There was a furrow within a few inches of its embroided toe. I broke a branch and pawed the moccasin toward me and picked it up and went back to the horses. Then I took time to examine my prize. It was one of the pair I had given to Patsy Dale. She must have carried it carelessly to drop it in the trace without discovering her loss. I slipped it into my hunting-shirt and sat down to wait for Hughes. It was fully an hour before he came back.
“Couldn’t git a crack at him,” he growled, his face grim and sullen. “But you was a fool to be took in by such a clumsy trick as that.”
“It’s an old trick,” I conceded, taking the moccasin from my shirt. “If it had been any Indian finery I would have kept clear of it. But this happens to belong to Ericus Dale’s girl. She dropped it coming down the slope.”
He heard this in astonishment and scratched his head helplessly.
“Then I must ’a’ been asleep, or in a hell of a hurry when I come to this slope,” he muttered. “And it ain’t just the right kind of a slope to go galloping over. I don’t understand it a bit. They was riding into the settlement when I come out. I called to Dale and asked if he’d seen any Injun signs. He told me he hadn’t seen any. Then that feller Ward come trotting out the woods, looking like a’ Injun, and I was bringing up my rifle to give him his needings when Dale let out a yelp and said he was a white man. Wal, it’ll tickle the gal to learn how near her moccasin come to killing you.”
“The Indian knew it was there and knew we were coming, and used it for bait,” I mused.

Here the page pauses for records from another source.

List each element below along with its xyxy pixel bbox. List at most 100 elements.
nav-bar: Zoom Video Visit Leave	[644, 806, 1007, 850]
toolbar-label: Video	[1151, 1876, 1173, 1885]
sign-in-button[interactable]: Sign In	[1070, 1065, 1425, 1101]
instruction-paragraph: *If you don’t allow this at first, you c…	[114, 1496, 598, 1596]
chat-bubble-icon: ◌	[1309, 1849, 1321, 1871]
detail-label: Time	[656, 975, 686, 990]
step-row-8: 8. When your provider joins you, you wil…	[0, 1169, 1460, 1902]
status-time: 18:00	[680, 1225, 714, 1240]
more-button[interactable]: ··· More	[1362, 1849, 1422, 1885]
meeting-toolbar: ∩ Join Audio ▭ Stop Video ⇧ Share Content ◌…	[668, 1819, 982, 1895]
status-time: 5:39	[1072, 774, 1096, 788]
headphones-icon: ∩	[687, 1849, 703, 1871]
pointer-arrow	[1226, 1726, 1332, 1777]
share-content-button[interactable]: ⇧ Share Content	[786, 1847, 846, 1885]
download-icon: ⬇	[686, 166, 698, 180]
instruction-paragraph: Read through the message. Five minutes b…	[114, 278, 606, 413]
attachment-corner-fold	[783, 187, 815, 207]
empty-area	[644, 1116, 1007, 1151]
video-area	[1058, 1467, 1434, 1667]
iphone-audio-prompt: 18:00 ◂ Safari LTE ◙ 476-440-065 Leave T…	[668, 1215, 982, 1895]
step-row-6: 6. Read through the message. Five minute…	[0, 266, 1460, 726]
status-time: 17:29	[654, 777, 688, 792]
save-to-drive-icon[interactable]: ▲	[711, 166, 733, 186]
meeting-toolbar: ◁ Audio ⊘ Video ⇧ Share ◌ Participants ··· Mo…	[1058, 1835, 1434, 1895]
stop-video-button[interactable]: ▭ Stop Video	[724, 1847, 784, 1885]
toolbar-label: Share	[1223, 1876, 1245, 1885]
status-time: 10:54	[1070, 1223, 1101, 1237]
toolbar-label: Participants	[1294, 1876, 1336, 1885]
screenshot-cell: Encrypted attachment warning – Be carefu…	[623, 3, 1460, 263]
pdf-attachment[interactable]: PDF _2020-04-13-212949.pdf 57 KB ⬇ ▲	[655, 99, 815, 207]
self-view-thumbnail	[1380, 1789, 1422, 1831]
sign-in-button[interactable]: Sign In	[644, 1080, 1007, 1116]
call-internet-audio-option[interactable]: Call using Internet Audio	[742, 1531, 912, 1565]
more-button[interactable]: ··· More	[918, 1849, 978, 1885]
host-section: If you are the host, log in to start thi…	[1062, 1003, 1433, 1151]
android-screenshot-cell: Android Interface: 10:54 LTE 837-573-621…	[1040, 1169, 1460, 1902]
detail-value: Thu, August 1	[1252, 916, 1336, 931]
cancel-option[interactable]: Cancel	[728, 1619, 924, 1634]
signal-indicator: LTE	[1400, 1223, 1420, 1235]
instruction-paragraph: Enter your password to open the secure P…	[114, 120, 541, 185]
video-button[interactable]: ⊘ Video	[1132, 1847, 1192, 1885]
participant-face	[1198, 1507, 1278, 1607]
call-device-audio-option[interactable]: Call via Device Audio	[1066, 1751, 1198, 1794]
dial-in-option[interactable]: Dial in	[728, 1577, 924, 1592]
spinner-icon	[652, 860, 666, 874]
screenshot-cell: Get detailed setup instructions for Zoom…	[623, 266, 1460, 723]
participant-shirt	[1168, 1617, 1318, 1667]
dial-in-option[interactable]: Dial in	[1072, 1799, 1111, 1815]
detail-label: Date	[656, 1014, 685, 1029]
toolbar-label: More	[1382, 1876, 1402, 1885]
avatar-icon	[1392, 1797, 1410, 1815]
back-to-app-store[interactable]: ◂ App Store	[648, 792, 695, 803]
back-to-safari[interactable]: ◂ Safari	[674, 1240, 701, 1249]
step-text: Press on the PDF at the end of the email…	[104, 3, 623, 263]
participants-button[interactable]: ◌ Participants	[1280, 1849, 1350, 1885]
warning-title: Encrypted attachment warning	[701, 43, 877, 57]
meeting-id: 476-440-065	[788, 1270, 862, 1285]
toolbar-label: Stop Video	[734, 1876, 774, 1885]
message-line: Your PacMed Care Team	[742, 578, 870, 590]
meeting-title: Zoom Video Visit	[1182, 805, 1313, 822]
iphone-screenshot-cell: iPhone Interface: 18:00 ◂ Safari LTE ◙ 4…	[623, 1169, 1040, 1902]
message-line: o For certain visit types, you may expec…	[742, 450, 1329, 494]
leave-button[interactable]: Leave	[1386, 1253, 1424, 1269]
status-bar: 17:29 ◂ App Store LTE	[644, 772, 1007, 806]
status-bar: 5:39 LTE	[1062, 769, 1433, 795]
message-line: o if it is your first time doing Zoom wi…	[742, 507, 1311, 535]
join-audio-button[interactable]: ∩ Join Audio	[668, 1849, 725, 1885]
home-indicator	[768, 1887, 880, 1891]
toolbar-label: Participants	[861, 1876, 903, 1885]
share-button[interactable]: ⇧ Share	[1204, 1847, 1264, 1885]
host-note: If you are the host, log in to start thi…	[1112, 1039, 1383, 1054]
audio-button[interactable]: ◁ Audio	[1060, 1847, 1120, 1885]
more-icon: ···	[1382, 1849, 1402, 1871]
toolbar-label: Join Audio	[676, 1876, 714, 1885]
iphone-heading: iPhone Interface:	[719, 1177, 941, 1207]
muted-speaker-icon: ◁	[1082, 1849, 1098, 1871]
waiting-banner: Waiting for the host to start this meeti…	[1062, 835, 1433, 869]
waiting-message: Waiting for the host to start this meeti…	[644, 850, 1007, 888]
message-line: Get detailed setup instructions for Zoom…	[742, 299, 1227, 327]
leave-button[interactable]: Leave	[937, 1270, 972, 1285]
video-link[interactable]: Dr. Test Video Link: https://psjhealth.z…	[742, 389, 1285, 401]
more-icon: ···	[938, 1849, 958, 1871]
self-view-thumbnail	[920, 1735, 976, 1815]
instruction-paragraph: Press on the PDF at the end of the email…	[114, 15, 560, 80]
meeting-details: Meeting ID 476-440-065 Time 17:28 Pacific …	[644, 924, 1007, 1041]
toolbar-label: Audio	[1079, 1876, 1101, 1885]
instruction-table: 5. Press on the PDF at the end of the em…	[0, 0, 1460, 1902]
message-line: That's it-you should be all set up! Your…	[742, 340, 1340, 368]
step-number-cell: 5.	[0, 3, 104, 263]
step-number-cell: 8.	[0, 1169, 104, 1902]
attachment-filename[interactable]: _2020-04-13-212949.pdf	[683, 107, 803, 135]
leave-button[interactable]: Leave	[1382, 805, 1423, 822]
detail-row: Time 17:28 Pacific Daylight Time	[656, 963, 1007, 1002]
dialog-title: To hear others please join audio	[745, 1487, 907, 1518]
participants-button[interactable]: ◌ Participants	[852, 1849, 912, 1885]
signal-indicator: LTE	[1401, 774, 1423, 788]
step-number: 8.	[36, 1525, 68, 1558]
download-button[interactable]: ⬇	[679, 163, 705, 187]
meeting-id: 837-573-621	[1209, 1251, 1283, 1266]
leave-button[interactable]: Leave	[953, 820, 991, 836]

“A five-year-old child would know that,” was the scornful rejoinder. “But what no five-year-old on Howard’s Creek would ’a’ done was to go for to git it after I’d called a halt. You must ’a’ been foolish in your mind. The Injun took a spot where he could line his gun on the moccasin. The growth cut off any sight of the trace ’cept where the moccasin lay. All he had to do was to line it and shoot when you stooped over it. The second he couldn’t see the moccasin he’d know some one’s body was between it and him. He heard me bawl out, but he didn’t git sight of you till you was over it, and by that time my old hoss give you a belt and made you keep on moving.”
“He undershot, yet as I was bending close to it he would have bagged me,” I said. “I have to thank you for saving my life.”
“Part of a day’s work,” he carelessly observed. “Wal, seeing as the skunk has skedaddled, we might as well push on rather smart and tell the fellers there’s a loose red round these parts.”
When we entered the settlement we saw men and women gathered in front of the Davis cabin, frankly curious to see the newcomers and eager to volley them with questions. I joined the group and through a window beheld Patsy in animated conversation with what women could crowd inside. Mrs. Davis was very proud of her cousin’s daughter and was preening herself considerably.